The third GRK5 SNP evaluated was rs10787959 (A > G). The frequency of the rs10787959 A-allele in Egyptians was 31% which is almost similar to Europeans (28%) but lower than the other populations. In the current study, there was no association between this SNP and POAF development in beta-blockers-users. In alignment with our study, Liu et al. could not find an association between this SNP and POAF development in the validation study that was done on Asians regardless of beta-blocker use [20]. In contrast to our results, Kertai et al. found a significant association between the A-variant of the rs10787959 SNP and POAF despite perioperative beta-blocker use [10]. The variation between these two studies could be attributed to difference in sample sizes, patient’s comorbidities, and medications administered between the studies.
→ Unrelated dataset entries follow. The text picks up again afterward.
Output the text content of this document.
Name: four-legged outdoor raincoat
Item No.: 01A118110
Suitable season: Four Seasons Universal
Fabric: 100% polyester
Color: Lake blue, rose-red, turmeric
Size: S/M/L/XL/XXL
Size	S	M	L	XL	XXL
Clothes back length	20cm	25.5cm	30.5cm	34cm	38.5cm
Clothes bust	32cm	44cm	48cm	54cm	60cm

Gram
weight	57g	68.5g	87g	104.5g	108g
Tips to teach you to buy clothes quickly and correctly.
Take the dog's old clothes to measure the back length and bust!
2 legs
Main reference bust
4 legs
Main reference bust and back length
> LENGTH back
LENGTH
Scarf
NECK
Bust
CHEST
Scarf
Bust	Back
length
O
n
It is worth mentioning that only one published study so far has studied the effect of ADRB1 rs1801253 (Arg389Gly) polymorphism on the development of POAF following cardiac surgeries. Jeff et al. found that those with the ADRB1 Gly389Gly variant had a higher incidence of POAF following cardiac surgery compared to patients with the wild homozygous genotype (Arg389Arg). In contrast, they discovered that the link between the Gly389Gly variation and the risk of postoperative AF was no longer apparent in a subgroup of patients receiving perioperative beta-blockers, demonstrating that the risk of POAF was modulated by beta-blockers [21]. Results of the current study were in agreement with the aforementioned study as we could not find an association between Arg389Gly polymorphism and POAF in patients receiving perioperative beta-blockers for POAF prophylaxis. Our data revealed that the frequency of the rs1801253 G-allele in Egyptians was 41% which is similar to Africans (43%), lower than Europeans (32%) but higher than Eastern Asians (21%), and Southern Asians (27%).

This study has some limitations. Our cohort study consisted only of Egyptians. Thus, replication of our study to include different ethnic populations is recommended. In addition, further studies will be required to identify other clinical or genetic factors that may affect the response to beta-blockers. Machine learning techniques could be applied in future studies to identify novel genetic variants giving further predictive insights.

The current study has concluded that genetic polymorphism in GRK5 gene has an impact on the response to prophylactic beta-blockers in patients undergoing CABG. The use of prophylactic beta-blockers in GRK5-Leu41 variant allele carriers who are undergoing CABG is of no benefit; hence, other prophylactic medications with different mechanistic bases could be of more benefit in this specific population.